Davalı, dava konusu yerlerin miras bırakan babasından intikal ettiğini, tüm taşınmazları mirasçılarına hak ve hisseleri oranında dağıttığını, davacılara da paylarına karşılık dava dışı bir kısım taşınmazların verildiğini ve verilen yerleri onların tasarruf ettiğini, talep edilen ecrimisilin de fahiş olduğunu, kaldı ki bazı taşınmazlardaki davacı paylarını onların eşleri ve akrabalarının kullandığını belirterek davanın reddini savunmuştur.
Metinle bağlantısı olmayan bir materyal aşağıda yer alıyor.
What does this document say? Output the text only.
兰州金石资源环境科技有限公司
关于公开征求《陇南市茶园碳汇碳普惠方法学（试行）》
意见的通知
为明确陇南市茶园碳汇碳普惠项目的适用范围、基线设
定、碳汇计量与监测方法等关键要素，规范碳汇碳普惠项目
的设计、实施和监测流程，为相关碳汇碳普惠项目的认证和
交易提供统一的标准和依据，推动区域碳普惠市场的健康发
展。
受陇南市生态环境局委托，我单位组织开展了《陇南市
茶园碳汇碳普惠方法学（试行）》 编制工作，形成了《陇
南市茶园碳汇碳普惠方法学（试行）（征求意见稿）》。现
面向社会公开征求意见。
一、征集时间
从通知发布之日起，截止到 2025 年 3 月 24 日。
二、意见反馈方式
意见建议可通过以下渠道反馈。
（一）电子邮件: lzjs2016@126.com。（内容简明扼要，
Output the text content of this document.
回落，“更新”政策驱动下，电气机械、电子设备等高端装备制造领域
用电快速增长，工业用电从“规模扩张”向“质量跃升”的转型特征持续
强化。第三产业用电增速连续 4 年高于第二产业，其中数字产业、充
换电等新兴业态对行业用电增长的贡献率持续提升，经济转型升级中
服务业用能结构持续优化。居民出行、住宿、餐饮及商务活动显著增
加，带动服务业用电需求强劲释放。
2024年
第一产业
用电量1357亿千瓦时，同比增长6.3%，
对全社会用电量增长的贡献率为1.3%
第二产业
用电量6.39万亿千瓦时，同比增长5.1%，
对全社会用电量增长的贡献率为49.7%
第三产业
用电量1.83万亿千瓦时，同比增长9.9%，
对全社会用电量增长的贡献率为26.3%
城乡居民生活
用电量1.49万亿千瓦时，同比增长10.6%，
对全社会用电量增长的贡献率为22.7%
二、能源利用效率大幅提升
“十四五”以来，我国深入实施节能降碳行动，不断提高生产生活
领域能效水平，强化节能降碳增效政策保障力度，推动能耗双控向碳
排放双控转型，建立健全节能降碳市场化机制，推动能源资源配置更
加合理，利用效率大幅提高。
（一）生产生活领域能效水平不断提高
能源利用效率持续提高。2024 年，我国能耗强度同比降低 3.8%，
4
Mahkemece, elatmanın önlenmesi davasının kişiye sıkı sıkıya bağlı hakka dayalı dava olması ve davacı ..."nün yargılama sırasında ölmesi sebebi ile bu davacı yönünden elatmanın önlenmesi davası hakkında karar verilmesine yerolmadığına, diğer davacılar bakımından ise; çekişmeye konu taşınmazların davalının kullanımında olduğu, davacıların herhangi bir yer kullanmadıkları, elatma ve ecrimisil davasının yasal şartlarının oluştuğu gerekçesi ile davanın kısmen kabulüne karar verilmiştir.
Hemen belirtmek gerekir ki; davaya konu taşınmazlarda tarafların dava dışı kişilerle birlikte paydaş oldukları sabittir.
Bilindiği üzere; paylı mülkiyette taşınmazdan yararlanamayan paydaş, engel olan öteki paydaş veya paydaşlardan her zaman payına vaki elatmanın önlenilmesini ve/veya ecrimisil istiyebilir. Elbirliği mülkiyetinde de paydaşlardan biri öteki paydaşların olurlarını almadan veya miras şirketine temsilci atanmadan tek başına ortak taşınmazdan yararlanmasına engel olan ortaklar aleyhine ecrimisil davası açabilir. Ancak, o paydaşın, payına karşılık çekişmesiz olarak kullandığı bir kısım yer varsa açacağı ecrimisil davasının dinlenme olanağı yoktur. Yerleşmiş Yargıtay içtihatlarına ve aynı doğrultudaki bilimsel görüşlere göre payından az yer kullandığını ileri süren paydaşın sorununu, kesin sonuç getiren taksim veya ortaklığın satış yoluyla giderilmesi davası açmak suretiyle çözümlemesi gerekmektedir.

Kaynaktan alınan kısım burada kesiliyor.